Plaintiff's allegations most resemble the third form of Equal Protection claim-that is, disparate racial impact. The Complaint does not identify any express racial classifications, or that Defendants applied facially neutral laws or policies in an intentionally discriminatory manner. Thus, the first two categories are inapplicable here. Instead, the Complaint alleges that “the Mayor . . . acquiesced in staff preferences for procedures that result in defacto racial discrimination,” Compl. at 20 (formatting modified), and more broadly that “[t]he outlay of monies” required to remedy the deficiencies in her variance application were “beyond the means of a Black non-firm owner applicant with no business interests,” noting that “historical race and class discrimination have produced deep gaps in generational wealth,” placing Black families at a significant disadvantage, id. at 18. Those allegations could suffice to plead that Defendants' policies “result in racially disproportionate impact.” Rothe Dev., Inc., 836 F.3d at 63.

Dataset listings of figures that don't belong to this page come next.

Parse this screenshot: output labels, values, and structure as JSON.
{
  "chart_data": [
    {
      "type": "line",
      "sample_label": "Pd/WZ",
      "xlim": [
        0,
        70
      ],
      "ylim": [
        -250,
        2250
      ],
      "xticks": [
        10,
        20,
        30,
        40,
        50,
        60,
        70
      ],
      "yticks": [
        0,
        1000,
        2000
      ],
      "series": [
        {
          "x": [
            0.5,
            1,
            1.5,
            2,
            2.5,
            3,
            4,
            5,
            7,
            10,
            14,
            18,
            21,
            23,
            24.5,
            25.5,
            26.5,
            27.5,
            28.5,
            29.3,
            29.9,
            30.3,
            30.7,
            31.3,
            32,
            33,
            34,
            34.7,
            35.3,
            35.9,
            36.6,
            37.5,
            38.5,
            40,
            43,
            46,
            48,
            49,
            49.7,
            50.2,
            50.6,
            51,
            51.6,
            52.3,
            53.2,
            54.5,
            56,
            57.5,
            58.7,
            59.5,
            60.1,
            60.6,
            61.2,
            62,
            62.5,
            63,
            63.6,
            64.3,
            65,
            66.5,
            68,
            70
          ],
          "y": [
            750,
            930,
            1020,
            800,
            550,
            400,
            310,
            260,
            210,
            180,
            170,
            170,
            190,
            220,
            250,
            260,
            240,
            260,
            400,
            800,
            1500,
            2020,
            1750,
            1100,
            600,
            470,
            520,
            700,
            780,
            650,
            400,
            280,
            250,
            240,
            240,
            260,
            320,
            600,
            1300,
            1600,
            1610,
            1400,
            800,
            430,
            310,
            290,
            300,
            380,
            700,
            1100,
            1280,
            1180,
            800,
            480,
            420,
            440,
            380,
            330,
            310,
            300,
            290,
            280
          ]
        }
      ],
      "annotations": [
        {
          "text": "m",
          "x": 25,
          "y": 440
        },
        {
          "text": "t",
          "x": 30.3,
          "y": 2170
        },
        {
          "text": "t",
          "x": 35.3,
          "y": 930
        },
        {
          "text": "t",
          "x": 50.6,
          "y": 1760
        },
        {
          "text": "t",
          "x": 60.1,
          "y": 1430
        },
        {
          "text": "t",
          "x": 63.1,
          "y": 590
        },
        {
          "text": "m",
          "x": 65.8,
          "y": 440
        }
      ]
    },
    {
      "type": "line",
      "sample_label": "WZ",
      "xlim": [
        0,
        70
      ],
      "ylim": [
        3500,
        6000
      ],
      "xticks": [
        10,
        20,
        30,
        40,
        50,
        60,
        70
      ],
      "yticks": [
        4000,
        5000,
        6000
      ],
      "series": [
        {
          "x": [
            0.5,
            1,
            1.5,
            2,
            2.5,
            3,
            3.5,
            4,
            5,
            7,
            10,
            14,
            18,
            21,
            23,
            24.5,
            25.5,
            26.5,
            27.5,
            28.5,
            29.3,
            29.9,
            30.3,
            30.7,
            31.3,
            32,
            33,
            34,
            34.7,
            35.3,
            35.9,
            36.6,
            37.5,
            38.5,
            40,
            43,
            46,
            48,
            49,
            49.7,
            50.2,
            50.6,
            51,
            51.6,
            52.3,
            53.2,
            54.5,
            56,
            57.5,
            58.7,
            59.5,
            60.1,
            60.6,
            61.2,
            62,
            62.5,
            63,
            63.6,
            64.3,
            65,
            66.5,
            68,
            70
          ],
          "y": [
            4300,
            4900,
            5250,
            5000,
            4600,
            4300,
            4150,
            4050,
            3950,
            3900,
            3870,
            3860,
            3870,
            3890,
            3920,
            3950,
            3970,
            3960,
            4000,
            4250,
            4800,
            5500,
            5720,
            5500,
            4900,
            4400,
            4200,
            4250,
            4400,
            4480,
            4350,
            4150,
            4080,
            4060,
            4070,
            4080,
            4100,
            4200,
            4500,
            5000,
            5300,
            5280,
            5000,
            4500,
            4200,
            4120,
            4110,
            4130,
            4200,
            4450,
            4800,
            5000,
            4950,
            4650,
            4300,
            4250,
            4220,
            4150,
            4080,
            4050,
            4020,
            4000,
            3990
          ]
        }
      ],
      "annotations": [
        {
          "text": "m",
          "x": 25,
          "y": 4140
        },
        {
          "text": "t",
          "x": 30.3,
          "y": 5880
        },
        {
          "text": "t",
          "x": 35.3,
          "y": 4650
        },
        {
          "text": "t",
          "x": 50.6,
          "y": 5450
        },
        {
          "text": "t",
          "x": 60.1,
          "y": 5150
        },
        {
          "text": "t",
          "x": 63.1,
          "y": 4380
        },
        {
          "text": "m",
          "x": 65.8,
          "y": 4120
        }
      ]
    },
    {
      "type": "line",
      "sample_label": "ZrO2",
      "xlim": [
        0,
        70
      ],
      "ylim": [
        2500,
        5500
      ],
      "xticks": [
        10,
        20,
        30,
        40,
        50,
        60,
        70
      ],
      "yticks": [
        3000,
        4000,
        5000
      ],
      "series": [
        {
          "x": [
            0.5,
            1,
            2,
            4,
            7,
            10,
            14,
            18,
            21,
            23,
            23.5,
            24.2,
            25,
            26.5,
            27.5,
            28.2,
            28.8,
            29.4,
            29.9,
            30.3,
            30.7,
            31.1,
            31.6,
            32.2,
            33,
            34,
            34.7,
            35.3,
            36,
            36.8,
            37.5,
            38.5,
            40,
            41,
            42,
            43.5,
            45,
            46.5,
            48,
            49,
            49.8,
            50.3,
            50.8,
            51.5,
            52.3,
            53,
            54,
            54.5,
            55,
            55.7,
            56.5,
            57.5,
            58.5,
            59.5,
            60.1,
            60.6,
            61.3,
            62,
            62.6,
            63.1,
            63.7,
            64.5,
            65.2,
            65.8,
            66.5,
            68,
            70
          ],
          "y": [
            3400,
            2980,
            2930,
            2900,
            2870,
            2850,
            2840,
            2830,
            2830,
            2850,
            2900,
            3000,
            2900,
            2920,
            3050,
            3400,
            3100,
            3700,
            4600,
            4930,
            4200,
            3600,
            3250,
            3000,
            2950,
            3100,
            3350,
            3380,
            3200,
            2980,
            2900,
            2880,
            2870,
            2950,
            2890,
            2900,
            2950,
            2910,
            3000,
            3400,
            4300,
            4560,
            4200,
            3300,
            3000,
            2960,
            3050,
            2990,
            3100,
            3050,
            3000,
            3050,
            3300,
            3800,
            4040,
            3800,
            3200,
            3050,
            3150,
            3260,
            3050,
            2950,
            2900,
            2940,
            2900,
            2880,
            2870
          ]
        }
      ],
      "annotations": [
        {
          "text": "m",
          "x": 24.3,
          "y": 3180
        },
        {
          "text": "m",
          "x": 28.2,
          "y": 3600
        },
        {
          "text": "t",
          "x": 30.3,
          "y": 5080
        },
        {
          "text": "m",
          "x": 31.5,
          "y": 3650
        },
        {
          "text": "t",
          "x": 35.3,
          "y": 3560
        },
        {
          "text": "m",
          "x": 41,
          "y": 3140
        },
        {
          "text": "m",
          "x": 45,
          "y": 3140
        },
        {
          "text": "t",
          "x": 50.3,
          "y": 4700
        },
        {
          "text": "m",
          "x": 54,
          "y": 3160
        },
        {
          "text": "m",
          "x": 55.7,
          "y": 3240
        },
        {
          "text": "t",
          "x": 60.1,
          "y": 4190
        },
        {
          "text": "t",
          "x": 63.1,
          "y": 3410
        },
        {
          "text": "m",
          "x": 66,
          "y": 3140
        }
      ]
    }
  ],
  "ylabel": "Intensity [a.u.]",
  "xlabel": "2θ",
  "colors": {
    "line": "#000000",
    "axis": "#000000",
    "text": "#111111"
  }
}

Nonetheless, this claim cannot succeed because Plaintiff does not plead the necessary second element of a disparate-impact claim: that Defendants' policies “are motivated by a racially discriminatory purpose.” Id.; see also Roberts, 741 F.3d at 160 (“[A]bsent an overtly discriminatory classification, ‘proof of racially discriminatory intent or purpose is required to show a violation of the Equal Protection Clause.'” (quoting Vill. of Arlington Heights v. Metro. Hous. Dev. Corp., 429 U.S. 252, 265 (1977))). Plaintiff does not allege that Defendants were even aware of their policies' allegedly disparate impact, much less that they took the actions of which she complains because of racial animus. See Pers. Adm'r of Massachusetts v. Feeney, 442 U.S. 256, 258 (1979) (“‘[D]iscriminatory purpose' implies more than intent as volition or intent as awareness of consequences; it implies that the decision maker selected or reaffirmed a particular course of action at least in part ‘because of,' not merely ‘in spite of,' its adverse effects upon an identifiable group.”). Nor does she allege any irregularities that could give rise to an inference of discriminatory purpose, such as “‘a clear pattern' of discrimination, ‘unexplainable on grounds other than race,'” Smith v. Henderson, 54 F.Supp.3d 58, 70 (D.D.C. 2014) (quoting Arlington Heights, 429 U.S. at 266), or “departures from normal procedures” or “factors normally considered in reaching a decision,” Bellinger, 288 F.Supp.3d at 80 (citing Arlington Heights, 429 U.S. at 266-68). No matter how liberally construed, Plaintiffs allegations fail to state an Equal Protection claim.
IV. CONCLUSION
For these reasons, the court will GRANT Defendants' Motion to Dismiss, ECF No. 6. A corresponding Order will accompany this Memorandum Opinion.